13a) Die bisherigen Feststellungen tragen hinsichtlich der versuchten Tötungsdelikte zwar die Annahme eines versuchten Heimtückemordes zum Nachteil des S. W. in Tateinheit mit versuchtem Totschlag zum Nachteil des Y. W. ; nicht getragen wird indes die Annahme eines (tateinheitlich) versuchten Heimtückemordes zum Nachteil des Y. W. .
14aa) Heimtückisch handelt, wer in feindseliger Willensrichtung die Arg- und Wehrlosigkeit des Tatopfers bewusst zur Tötung ausnutzt. Wesentlich ist, dass der Mörder sein Opfer, das keinen Angriff erwartet, also arglos ist, in einer hilflosen Lage überrascht und dadurch daran hindert, dem Anschlag auf sein Leben zu begegnen oder ihn wenigstens zu erschweren. Maßgebend für die Beurteilung ist die Lage bei Beginn des ersten mit Tötungsvorsatz geführten Angriffs (st. Rspr.; vgl. etwa , NStZ 2006, 502 mwN; vom – 3 StR 223/11, NStZ 2012, 35; vom – 5 StR 124/20, NStZ 2021, 226; Beschluss vom – 4 StR 416/14, Rn. 6). Das bedeutet, dass sich das Opfer beim Eintritt der Tat in das Versuchsstadium im Zustand der Arglosigkeit befunden haben muss (st. Rspr.; vgl. , BGHSt 32, 382, 384 f.; vom – 3 StR 205/90, NJW 1991, 1963; Beschluss vom – 4 StR 134/19, NStZ 2020, 609). Für das bewusste Ausnutzen von Arg- und Wehrlosigkeit ist es erforderlich, dass der Täter diese in ihrer Bedeutung für die hilflose Lage des Angegriffenen und die Ausführung der Tat in dem Sinne erfasst, dass er sich bewusst ist, einen durch seine Ahnungslosigkeit gegenüber einem Angriff schutzlosen Menschen zu überraschen (vgl. , NStZ-RR 2015, 30, 31; Beschlüsse vom – 4 StR 416/14, Rn. 6; vom – 1 StR 81/22, Rn. 7).
15bb) Hieran gemessen ist das erforderliche Ausnutzungsbewusstsein für den Moment, in dem G. als Mittäter von E. zu der Tötung des Y. W. ansetzte, nicht rechtsfehlerfrei festgestellt.
16(1) Nach § 22 StGB liegt der Versuch einer Straftat vor, sobald der Täter nach seiner Vorstellung von der Tat zur Verwirklichung des Tatbestandes unmittelbar ansetzt.
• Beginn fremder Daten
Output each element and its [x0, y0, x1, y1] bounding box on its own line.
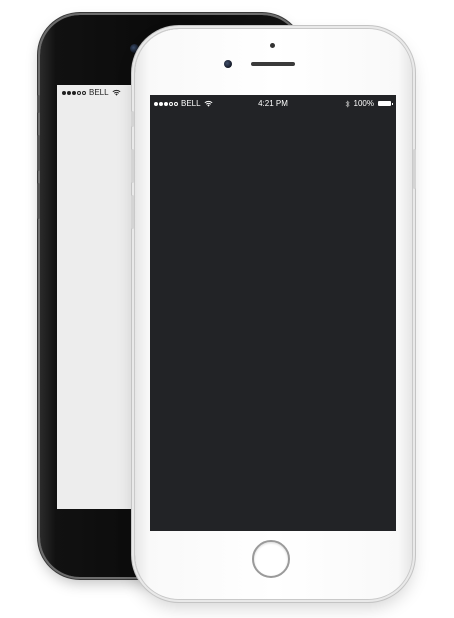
signal-dot	[77, 90, 81, 95]
front-mute-switch	[131, 111, 134, 127]
status-right: 100%	[345, 99, 393, 108]
wifi-icon	[112, 89, 121, 96]
carrier-label: BELL	[89, 88, 109, 97]
proximity-sensor-icon	[270, 43, 275, 48]
signal-dot	[67, 90, 71, 95]
back-status-bar: BELL	[62, 88, 121, 97]
front-power-button	[413, 149, 416, 189]
earpiece-speaker	[251, 62, 295, 66]
signal-dot	[82, 90, 86, 95]
back-volume-up-button	[37, 135, 40, 171]
front-volume-down-button	[131, 195, 134, 229]
phone-front: BELL 4:21 PM 100%	[131, 29, 416, 599]
front-volume-up-button	[131, 149, 134, 183]
status-bar: BELL 4:21 PM 100%	[150, 95, 396, 113]
front-camera-icon	[224, 60, 232, 68]
battery-percent: 100%	[353, 99, 374, 108]
battery-icon	[378, 101, 393, 106]
back-volume-down-button	[37, 183, 40, 219]
front-screen: BELL 4:21 PM 100%	[150, 95, 396, 531]
signal-dot	[72, 90, 76, 95]
back-camera-icon	[130, 44, 139, 53]
back-mute-switch	[37, 95, 40, 113]
signal-strength-icon	[62, 90, 86, 95]
signal-dot	[62, 90, 66, 95]
home-button[interactable]	[252, 540, 290, 578]
bluetooth-icon	[345, 99, 350, 108]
Dies ist nicht erst dann der Fall, wenn er bereits eine der Beschreibung des gesetzlichen Tatbestandes entsprechende Handlung vornimmt bzw. ein Tatbestandsmerkmal verwirklicht. Auch eine frühere, vorgelagerte Handlung kann bereits die Strafbarkeit wegen Versuchs begründen. Das ist der Fall, wenn sie nach der Vorstellung des Täters bei ungestörtem Fortgang ohne Zwischenakte zur Tatbestandsverwirklichung führt oder im unmittelbaren räumlichen und zeitlichen Zusammenhang in sie einmündet. Diese abstrakten Maßstäbe bedürfen angesichts der Vielzahl denkbarer Sachverhaltsgestaltungen jedoch stets der wertenden Konkretisierung unter Beachtung der Umstände des Einzelfalls. Hierher können etwa die Dichte des Tatplans und der Grad der Rechtsgutsgefährdung, die aus Sicht des Täters durch die zu beurteilende Handlung bewirkt wird, für die Abgrenzung zwischen Vorbereitungs- und Versuchsstadium Bedeutung gewinnen (st. Rspr.; vgl. etwa , Rn. 30; Beschluss vom – 1 StR 28/18, Rn. 8 f. mwN).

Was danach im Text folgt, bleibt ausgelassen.